Katie O’Sullivan is a Creative Writing and Arts student in NUI Galway. Katie is nineteen and also lives in Galway. She has had a number of stories published in small anthologies and school publications, most recently NUI Galway’s Writer’s Society publication, ‘Stories of Ōg’. Katie hopes to pursue her love of writing long into the future.
A Mugging on Memory Lane
Sweets were really treats you got once in December;
There was no such thing as obesity in that time that I remember.
Tea leaves came loose, they’d make you spit your tea out;
Speaking of loose, teachers would knock your teeth out.
You’d leave your front door open, hadn’t a computer or a phone;
We’d play outside from morning ‘til our mothers called us home.
The roads were never dangerous ‘cus the cars were few,
Sunday’s streets were empty, each knee bending by a pew.
The day the Pope came to Galway, and I there in the brass band,
Amongst the crowds of Ballybrit watched the papal chopper land;
My mother, a believer, religious and God-fearing,
And I dreaded each minute I felt a new school day nearing.
We had no Sky and no Netflix – just RTE One and Two,
And the Troubles were raging, sure the Peace is only new.
And through the years I still remember how I was put in my place,
When a fully-grown man shook me, shook the glasses from my face.

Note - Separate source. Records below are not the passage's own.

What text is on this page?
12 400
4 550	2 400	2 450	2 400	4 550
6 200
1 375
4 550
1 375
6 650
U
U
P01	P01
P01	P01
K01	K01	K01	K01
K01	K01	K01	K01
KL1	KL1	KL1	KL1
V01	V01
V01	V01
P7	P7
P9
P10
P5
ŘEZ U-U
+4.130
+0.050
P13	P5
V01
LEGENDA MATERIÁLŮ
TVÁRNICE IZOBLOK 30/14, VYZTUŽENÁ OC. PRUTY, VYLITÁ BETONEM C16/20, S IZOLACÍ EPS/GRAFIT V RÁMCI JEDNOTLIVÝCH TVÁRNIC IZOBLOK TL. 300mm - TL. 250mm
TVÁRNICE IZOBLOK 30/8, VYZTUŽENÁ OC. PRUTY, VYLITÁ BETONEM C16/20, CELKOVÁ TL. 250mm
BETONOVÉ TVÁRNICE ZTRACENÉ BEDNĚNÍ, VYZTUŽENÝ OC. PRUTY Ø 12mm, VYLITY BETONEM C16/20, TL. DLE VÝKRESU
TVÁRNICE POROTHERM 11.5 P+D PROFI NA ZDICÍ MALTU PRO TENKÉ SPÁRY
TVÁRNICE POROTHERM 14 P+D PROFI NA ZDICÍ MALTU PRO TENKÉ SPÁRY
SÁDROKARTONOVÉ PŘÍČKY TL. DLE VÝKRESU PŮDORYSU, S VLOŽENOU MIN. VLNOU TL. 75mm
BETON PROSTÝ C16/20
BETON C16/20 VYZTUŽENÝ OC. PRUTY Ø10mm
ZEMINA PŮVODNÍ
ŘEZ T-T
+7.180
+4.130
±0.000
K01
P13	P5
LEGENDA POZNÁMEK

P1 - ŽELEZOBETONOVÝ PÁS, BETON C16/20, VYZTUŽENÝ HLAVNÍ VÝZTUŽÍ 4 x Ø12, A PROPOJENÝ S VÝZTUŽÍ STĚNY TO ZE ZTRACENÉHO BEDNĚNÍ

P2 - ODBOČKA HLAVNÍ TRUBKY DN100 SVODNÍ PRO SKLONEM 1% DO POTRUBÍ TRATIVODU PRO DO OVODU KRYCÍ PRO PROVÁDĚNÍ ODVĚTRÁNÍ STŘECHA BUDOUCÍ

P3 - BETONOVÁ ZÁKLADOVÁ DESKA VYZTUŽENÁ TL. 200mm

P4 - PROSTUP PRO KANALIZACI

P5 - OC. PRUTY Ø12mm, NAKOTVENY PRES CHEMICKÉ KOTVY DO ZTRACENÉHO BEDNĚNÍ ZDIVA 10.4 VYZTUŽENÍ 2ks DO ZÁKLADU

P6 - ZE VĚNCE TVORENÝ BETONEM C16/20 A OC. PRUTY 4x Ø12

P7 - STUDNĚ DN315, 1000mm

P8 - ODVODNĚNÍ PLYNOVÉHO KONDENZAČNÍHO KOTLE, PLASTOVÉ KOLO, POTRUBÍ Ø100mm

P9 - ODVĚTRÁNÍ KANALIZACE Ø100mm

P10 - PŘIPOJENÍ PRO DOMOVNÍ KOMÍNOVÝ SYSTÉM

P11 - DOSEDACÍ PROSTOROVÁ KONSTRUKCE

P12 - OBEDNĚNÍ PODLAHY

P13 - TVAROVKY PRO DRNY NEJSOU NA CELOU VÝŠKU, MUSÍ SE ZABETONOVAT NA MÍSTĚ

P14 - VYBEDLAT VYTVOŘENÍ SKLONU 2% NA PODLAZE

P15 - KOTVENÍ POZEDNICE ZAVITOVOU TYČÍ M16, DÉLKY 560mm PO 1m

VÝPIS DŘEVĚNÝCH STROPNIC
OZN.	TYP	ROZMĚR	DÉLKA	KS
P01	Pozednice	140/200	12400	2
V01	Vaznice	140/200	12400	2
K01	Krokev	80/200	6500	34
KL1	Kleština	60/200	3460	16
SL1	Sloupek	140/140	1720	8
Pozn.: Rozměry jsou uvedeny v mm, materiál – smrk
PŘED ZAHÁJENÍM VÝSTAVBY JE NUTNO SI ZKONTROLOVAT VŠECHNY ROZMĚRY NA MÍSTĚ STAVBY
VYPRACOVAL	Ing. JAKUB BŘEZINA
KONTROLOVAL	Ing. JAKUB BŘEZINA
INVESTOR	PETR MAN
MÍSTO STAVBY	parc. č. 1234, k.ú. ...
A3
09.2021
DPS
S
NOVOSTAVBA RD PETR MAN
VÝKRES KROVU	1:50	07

But we won’t talk about that.
Confession to a Boy from School
I know I don’t really know you.
We’re not friends,
not neighbours,
I’m nothing to you
but something deep inside made me speak today.

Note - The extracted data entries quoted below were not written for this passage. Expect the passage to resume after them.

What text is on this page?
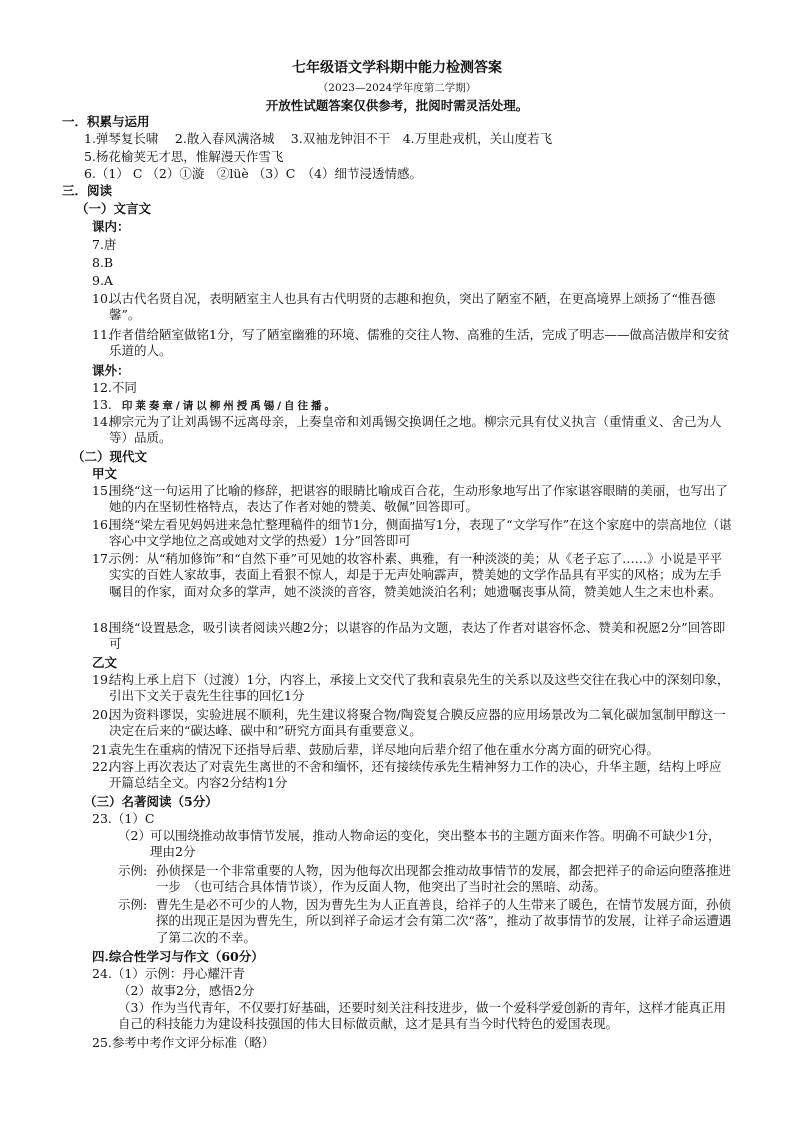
七年级语文学科期中能力检测答案
（2023—2024学年度第二学期）
开放性试题答案仅供参考，批阅时需灵活处理。
一．积累与运用
1.弹琴复长啸　 2.散入春风满洛城　 3.双袖龙钟泪不干　4.万里赴戎机，关山度若飞
5.杨花榆荚无才思，惟解漫天作雪飞
6.（1） C （2）①漩　②lüè （3）C　（4）细节浸透情感。
三．阅读
（一）文言文
课内：
7.唐
8.B
9.A
10.
以古代名贤自况，表明陋室主人也具有古代明贤的志趣和抱负，突出了陋室不陋，在更高境界上颂扬了“惟吾德馨”。
11.
作者借给陋室做铭1分，写了陋室幽雅的环境、儒雅的交往人物、高雅的生活，完成了明志——做高洁傲岸和安贫乐道的人。
课外：
12.不同
13. 印莱奏章/请以柳州授禹锡/自往播。
14.
柳宗元为了让刘禹锡不远离母亲，上奏皇帝和刘禹锡交换调任之地。柳宗元具有仗义执言（重情重义、舍己为人等）品质。
（二）现代文
甲文
15.
围绕“这一句运用了比喻的修辞，把谌容的眼睛比喻成百合花，生动形象地写出了作家谌容眼睛的美丽，也写出了她的内在坚韧性格特点，表达了作者对她的赞美、敬佩”回答即可。
16.
围绕“梁左看见妈妈进来急忙整理稿件的细节1分，侧面描写1分，表现了“文学写作”在这个家庭中的崇高地位（谌容心中文学地位之高或她对文学的热爱）1分”回答即可
17.
示例：从“稍加修饰”和“自然下垂”可见她的妆容朴素、典雅，有一种淡淡的美；从《老子忘了……》小说是平平实实的百姓人家故事，表面上看狠不惊人，却是于无声处响霹声，赞美她的文学作品具有平实的风格；成为左手嘱目的作家，面对众多的掌声，她不淡淡的音容，赞美她淡泊名利；她遗嘱丧事从简，赞美她人生之末也朴素。
18.
围绕“设置悬念，吸引读者阅读兴趣2分；以谌容的作品为文题，表达了作者对谌容怀念、赞美和祝愿2分”回答即可
乙文
19.
结构上承上启下（过渡）1分，内容上，承接上文交代了我和袁泉先生的关系以及这些交往在我心中的深刻印象，引出下文关于袁先生往事的回忆1分
20.
因为资料谬误，实验进展不顺利，先生建议将聚合物/陶瓷复合膜反应器的应用场景改为二氧化碳加氢制甲醇这一决定在后来的“碳达峰、碳中和”研究方面具有重要意义。
21.
袁先生在重病的情况下还指导后辈、鼓励后辈，详尽地向后辈介绍了他在重水分离方面的研究心得。
22.
内容上再次表达了对袁先生离世的不舍和缅怀，还有接续传承先生精神努力工作的决心，升华主题，结构上呼应开篇总结全文。内容2分结构1分
（三）名著阅读（5分）
23.（1）C
（2） 可以围绕推动故事情节发展，推动人物命运的变化，突出整本书的主题方面来作答。明确不可缺少1分，理由2分
示例: 孙侦探是一个非常重要的人物，因为他每次出现都会推动故事情节的发展，都会把祥子的命运向堕落推进一步　（也可结合具体情节谈），作为反面人物，他突出了当时社会的黑暗、动荡。
示例: 曹先生是必不可少的人物，因为曹先生为人正直善良，给祥子的人生带来了暖色，在情节发展方面，孙侦探的出现正是因为曹先生，所以到祥子命运才会有第二次“落”，推动了故事情节的发展，让祥子命运遭遇了第二次的不幸。
四.综合性学习与作文（60分）
24.（1）示例：丹心耀汗青
（2）故事2分，感悟2分
（3）作为当代青年，不仅要打好基础，还要时刻关注科技进步，做一个爱科学爱创新的青年，这样才能真正用自己的科技能力为建设科技强国的伟大目标做贡献，这才是具有当今时代特色的爱国表现。
25.参考中考作文评分标准（略）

Was it a hidden well of empathy
waiting to be discovered and exhausted?
Or perhaps madness
mingled with social ineptitude?
Who knows?
All that’s clear in this moment is
that I need to see you, to talk,
because while I may be nothing to you now,
I’m sure to change that.
Once I’ve parted my lips and
strung my vocal chords like a discordant harp
it will have happened.
Emotions will be plucked and my nerve tested.
It’s all I have to say.
The embarrassing truth crammed into
three simple words.
You can’t rap.
So maybe give the talent show a miss?